The Federal gasoline taxes you pay will likely at least double from the current 18 cents a gallon.
With Minnesota Democrat James Oberstar’s sweeping bill to reform Transportation policy and fix the bankrupt Highway Trust Fund apparently blocked by the Obama Administration, the U.S. Chamber of Commerce is pushing to renew the existing bill for six more years.
The current authorization, contained in the 2005 act known popularly as SAFETEA-LU (Safe, Accountable, Flexible, Efficient Transportation Equity Act: A Legacy for Users) is due to expire September 30th.
Both proposals are against the Obama Administration’s plan to ignore reforms for 18 months with a temporary injection of billions of dollars into the bankrupt Highway Trust Fund. And all pass the buck on the critical issue of how to pay for what will be a budget busting program of up to half a trillion dollars, if you believe the projections in Oberstar’s “Surface Transportation Authorization Act Of 2009″ introduced last month.
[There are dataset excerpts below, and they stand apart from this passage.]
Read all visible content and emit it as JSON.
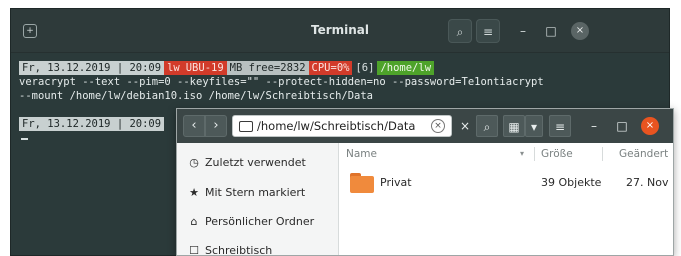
{
  "terminal": {
    "title": "Terminal",
    "new_tab_icon": "+",
    "search_icon": "⌕",
    "menu_icon": "≡",
    "minimize_icon": "–",
    "maximize_icon": "□",
    "close_icon": "×",
    "prompt1": {
      "date": "Fr, 13.12.2019 | 20:09",
      "user": "lw",
      "host": "UBU-19",
      "mem": "MB free=2832",
      "cpu": "CPU=0%",
      "jobs": "[6]",
      "path": "/home/lw"
    },
    "command_line1": "veracrypt --text --pim=0 --keyfiles=\"\" --protect-hidden=no --password=Te1ontiacrypt",
    "command_line2": "--mount /home/lw/debian10.iso /home/lw/Schreibtisch/Data",
    "prompt2": {
      "date": "Fr, 13.12.2019 | 20:09"
    }
  },
  "files": {
    "back_icon": "‹",
    "forward_icon": "›",
    "path": "/home/lw/Schreibtisch/Data",
    "clear_icon": "×",
    "close_search_icon": "×",
    "search_icon": "⌕",
    "view_icon": "▦",
    "view_dropdown_icon": "▾",
    "menu_icon": "≡",
    "minimize_icon": "–",
    "maximize_icon": "□",
    "close_icon": "×",
    "sidebar": [
      {
        "icon": "◷",
        "label": "Zuletzt verwendet"
      },
      {
        "icon": "★",
        "label": "Mit Stern markiert"
      },
      {
        "icon": "⌂",
        "label": "Persönlicher Ordner"
      },
      {
        "icon": "☐",
        "label": "Schreibtisch"
      }
    ],
    "columns": {
      "name": "Name",
      "sort_arrow": "▾",
      "size": "Größe",
      "modified": "Geändert"
    },
    "rows": [
      {
        "name": "Privat",
        "size": "39 Objekte",
        "modified": "27. Nov"
      }
    ]
  }
}
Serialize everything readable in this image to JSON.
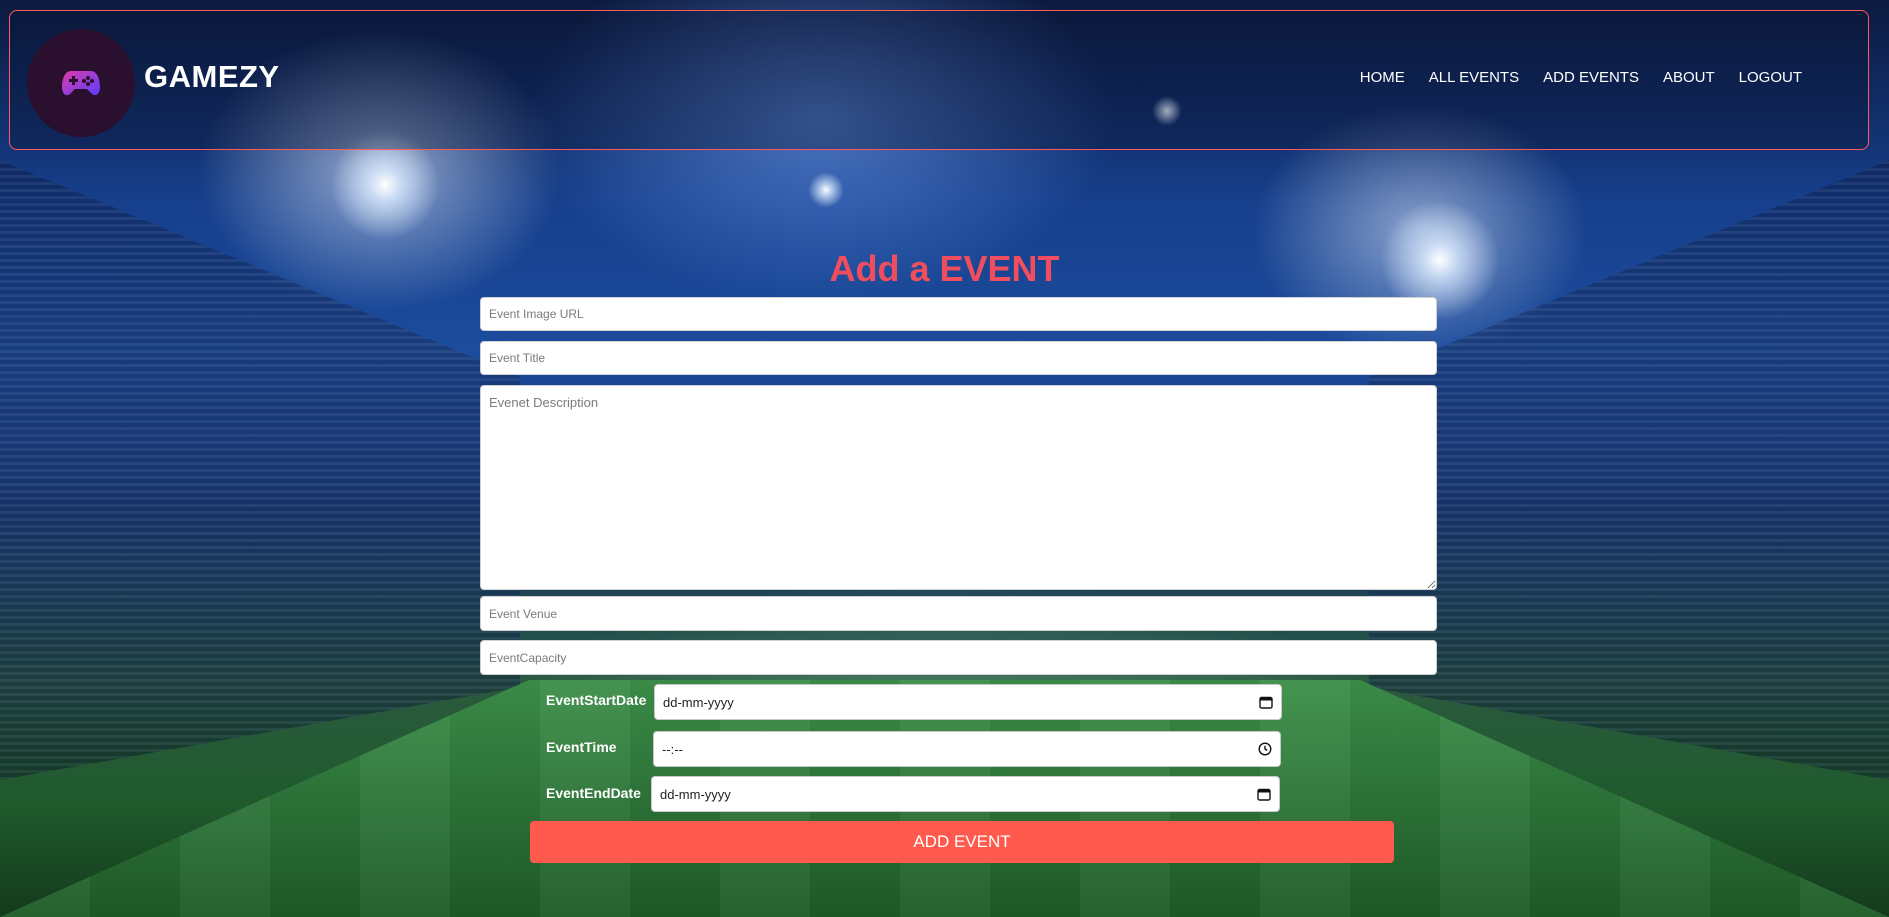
{
  "brand": {
    "name": "GAMEZY",
    "logo_icon": "gamepad-icon",
    "accent": "#ff5a5a"
  },
  "nav": {
    "items": [
      {
        "label": "HOME"
      },
      {
        "label": "ALL EVENTS"
      },
      {
        "label": "ADD EVENTS"
      },
      {
        "label": "ABOUT"
      },
      {
        "label": "LOGOUT"
      }
    ]
  },
  "form": {
    "title": "Add a EVENT",
    "title_color": "#f04e5e",
    "image_url": {
      "placeholder": "Event Image URL",
      "value": ""
    },
    "event_title": {
      "placeholder": "Event Title",
      "value": ""
    },
    "description": {
      "placeholder": "Evenet Description",
      "value": ""
    },
    "venue": {
      "placeholder": "Event Venue",
      "value": ""
    },
    "capacity": {
      "placeholder": "EventCapacity",
      "value": ""
    },
    "start_date": {
      "label": "EventStartDate",
      "value": "dd-mm-yyyy",
      "icon": "calendar-icon"
    },
    "time": {
      "label": "EventTime",
      "value": "--:--",
      "icon": "clock-icon"
    },
    "end_date": {
      "label": "EventEndDate",
      "value": "dd-mm-yyyy",
      "icon": "calendar-icon"
    },
    "submit_label": "ADD EVENT",
    "submit_color": "#ff5a4d"
  }
}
As always, the question of policy revolves around who pays and who benefits. You will undoubtedly pay. Federal gasoline taxes will likely double, at least, from the current 18 cents a gallon because people are driving less and the vehicles they are driving are increasingly more fuel efficient.
The Oberstar bill contains important reform provisions to safeguard how the money is used by states. Current Federal transportation programs have no performance goals and there is no requirement for states, cities, and public transit agencies to develop transportation plans with specific objectives. Worse, the tax money can be diverted for other uses.
The U.S. Chamber of Commerce today led more than 100 business leaders, association executives, and local members from 28 states to Capitol Hill for a “Transportation is Your Business” fly-in. They delivered a message to Congress that investment in our highways, bridges, and public transportation systems must not be delayed.”
No Gas Taxes
“The Congress and Administration need to make America’s crumbling transportation infrastructure a priority,” said Thomas J. Donohue, president and CEO of the U.S. Chamber of Commerce.